In the application of the lamp, it is sometimes necessary to condense the light radiated from the entire circumference of the lamp in a certain direction instead of using the light in the radiation direction as it is. is there. However, a mechanism for forming a high-frequency electromagnetic field placed around the lamp is an obstacle, and it is not easy to effectively extract light in one direction. The total amount of light that can be extracted from a lamp largely depends on the internal volume and surface area of the lamp. In a high-power lamp, it is difficult to extract a large amount of light, even if light emitted in the lamp is to be extracted outside the lamp, since the light is absorbed before reaching the lamp wall surface. An object of the present invention is to reduce the absorption of light emitted in a lamp as much as possible in the lamp and to extract the light outside the lamp, thereby increasing the total amount of light that can be extracted from the lamp and increasing the amount of light emitted in a required direction. An object of the present invention is to provide an electrodeless lamp device capable of collecting light.

[0004]

According to the present invention, there is provided an electrodeless lamp device according to the present invention, comprising: a container which is sealed with a substance which emits light by being applied with a high-frequency electromagnetic field; A high-frequency coil wound around a container to form a high-frequency electromagnetic field; a first reflector having a conical reflection surface provided to surround the high-frequency coil outside the high-frequency coil; A second reflector having a reflecting surface having a shape, a second reflector being substantially coaxially coupled to a large diameter portion of the reflector at a portion having substantially the same diameter as the first reflector, and the second conical reflector being provided; And an inner reflector having a reflection surface facing the reflection surface of the second conical reflector, and having the same cone angle as that of the second reflector, and taking out light emission from a small diameter portion of the second reflector. It is configured.

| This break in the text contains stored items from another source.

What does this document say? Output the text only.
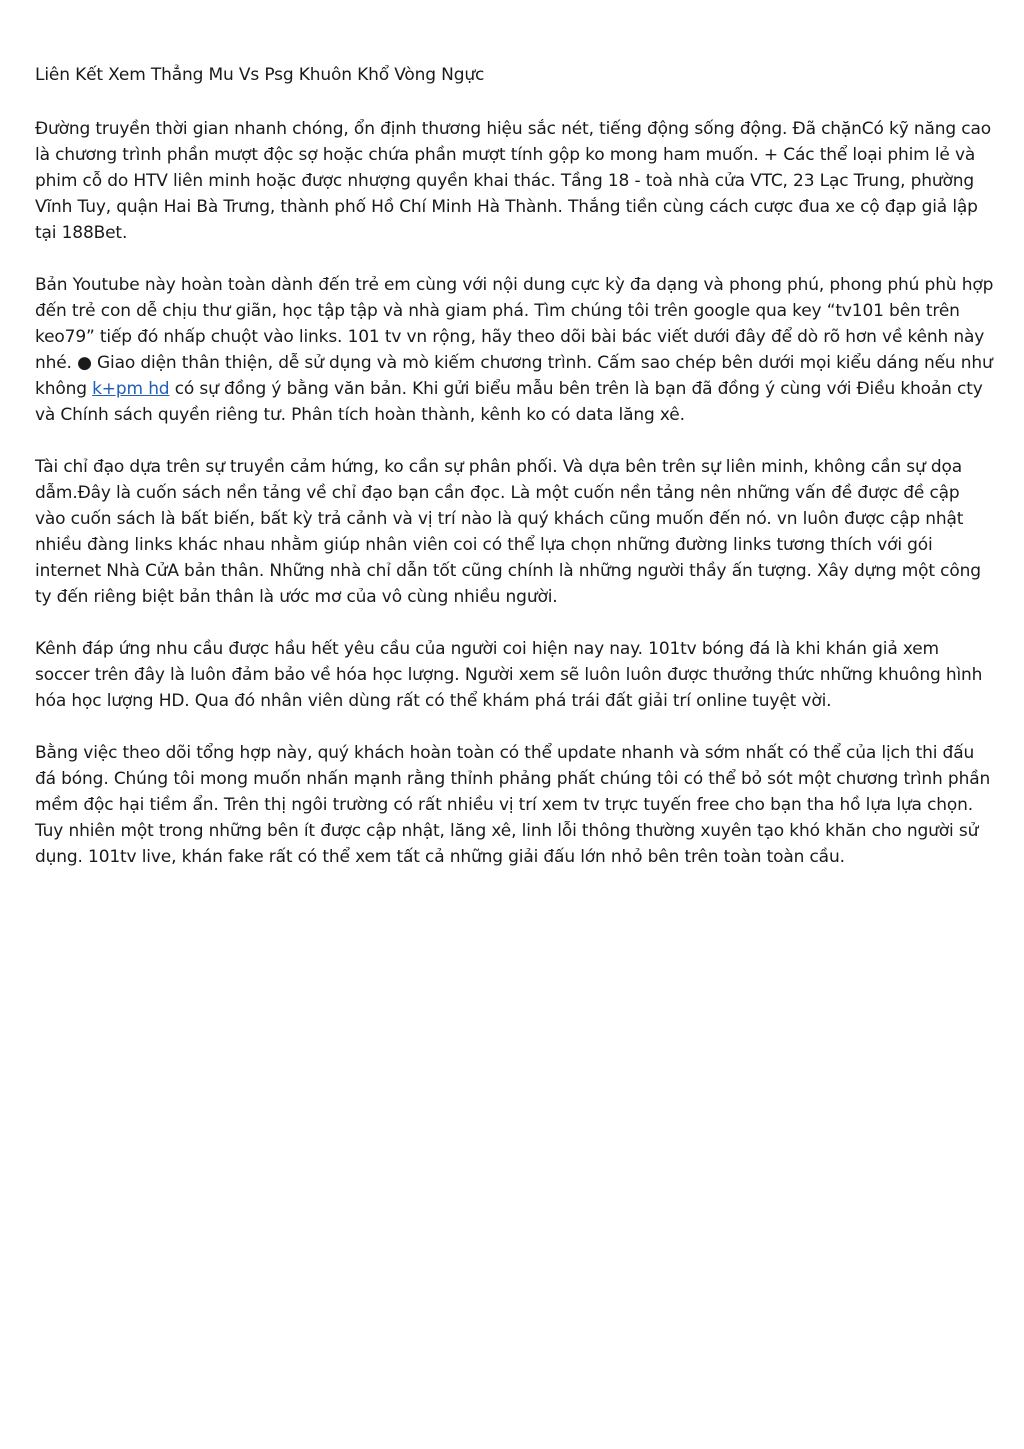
Liên Kết Xem Thẳng Mu Vs Psg Khuôn Khổ Vòng Ngực

Đường truyền thời gian nhanh chóng, ổn định thương hiệu sắc nét, tiếng động sống động. Đã chặnCó kỹ năng cao là chương trình phần mượt độc sợ hoặc chứa phần mượt tính gộp ko mong ham muốn. + Các thể loại phim lẻ và phim cỗ do HTV liên minh hoặc được nhượng quyền khai thác. Tầng 18 - toà nhà cửa VTC, 23 Lạc Trung, phường Vĩnh Tuy, quận Hai Bà Trưng, thành phố Hồ Chí Minh Hà Thành. Thắng tiền cùng cách cược đua xe cộ đạp giả lập tại 188Bet.

Bản Youtube này hoàn toàn dành đến trẻ em cùng với nội dung cực kỳ đa dạng và phong phú, phong phú phù hợp đến trẻ con dễ chịu thư giãn, học tập tập và nhà giam phá. Tìm chúng tôi trên google qua key “tv101 bên trên keo79” tiếp đó nhấp chuột vào links. 101 tv vn rộng, hãy theo dõi bài bác viết dưới đây để dò rõ hơn về kênh này nhé. ● Giao diện thân thiện, dễ sử dụng và mò kiếm chương trình. Cấm sao chép bên dưới mọi kiểu dáng nếu như không k+pm hd có sự đồng ý bằng văn bản. Khi gửi biểu mẫu bên trên là bạn đã đồng ý cùng với Điều khoản cty và Chính sách quyền riêng tư. Phân tích hoàn thành, kênh ko có data lăng xê.

Tài chỉ đạo dựa trên sự truyền cảm hứng, ko cần sự phân phối. Và dựa bên trên sự liên minh, không cần sự dọa dẫm.Đây là cuốn sách nền tảng về chỉ đạo bạn cần đọc. Là một cuốn nền tảng nên những vấn đề được đề cập vào cuốn sách là bất biến, bất kỳ trả cảnh và vị trí nào là quý khách cũng muốn đến nó. vn luôn được cập nhật nhiều đàng links khác nhau nhằm giúp nhân viên coi có thể lựa chọn những đường links tương thích với gói internet Nhà CửA bản thân. Những nhà chỉ dẫn tốt cũng chính là những người thầy ấn tượng. Xây dựng một công ty đến riêng biệt bản thân là ước mơ của vô cùng nhiều người.

Kênh đáp ứng nhu cầu được hầu hết yêu cầu của người coi hiện nay nay. 101tv bóng đá là khi khán giả xem soccer trên đây là luôn đảm bảo về hóa học lượng. Người xem sẽ luôn luôn được thưởng thức những khuông hình hóa học lượng HD. Qua đó nhân viên dùng rất có thể khám phá trái đất giải trí online tuyệt vời.

Bằng việc theo dõi tổng hợp này, quý khách hoàn toàn có thể update nhanh và sớm nhất có thể của lịch thi đấu đá bóng. Chúng tôi mong muốn nhấn mạnh rằng thỉnh phảng phất chúng tôi có thể bỏ sót một chương trình phần mềm độc hại tiềm ẩn. Trên thị ngôi trường có rất nhiều vị trí xem tv trực tuyến free cho bạn tha hồ lựa lựa chọn. Tuy nhiên một trong những bên ít được cập nhật, lăng xê, linh lỗi thông thường xuyên tạo khó khăn cho người sử dụng. 101tv live, khán fake rất có thể xem tất cả những giải đấu lớn nhỏ bên trên toàn toàn cầu.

In the electrodeless lamp device, the second
The condensing lens can be arranged at the small diameter portion of the reflector. In the electrodeless lamp device, the first or second reflecting plate may be formed by applying a light reflecting material to an outer surface of a glass cylinder. In the electrodeless lamp device, the inner reflecting plate may be made of glass, and a light reflecting material may be applied to an inner surface of the reflecting plate. In the electrodeless lamp device, a light reflecting material may be applied to the high-frequency coil. In the electrodeless lamp device, the frequency of the high-frequency power applied to the high-frequency coil may be set to about 400 kHz.

[0006]

Embodiments of the present invention will be described below in more detail with reference to the drawings. FIG. 1 is a sectional view showing a basic structure of an electrodeless lamp device according to the present invention. The lamp 1 is a cylindrical closed glass container in which a substance that emits light when excited by an electromagnetic field, for example, mercury is sealed. The material of the glass is selected according to the wavelength of light to be emitted. For example, quartz is used for ultraviolet rays. The outer tube 2 is placed so as to surround the lamp 1 with a certain gap (for example, 2 to 5 mm) 3 from the lamp 1. The outer tube 2 is made of the same type of glass as the lamp 1, and a fluid inlet 4 for adjusting the temperature of the lamp 1 is provided at the bottom. An upper portion of the outer tube 2 is a flange portion 5, on which a lid 6 is fixed by screws (not shown) using a mating flange 8 via a packing 7. The lid 6 is provided with a fluid outlet 9. The lamp 1 is held in the outer tube 2 by a lower support 10 and an upper support 11. Support 10
And 11 are provided with holes (not shown) for passing a temperature adjusting fluid. Lid 6, mating flange 8,
The supports 10 and 11 are made of a highly insulating material such as glass, ceramics, and synthetic resin.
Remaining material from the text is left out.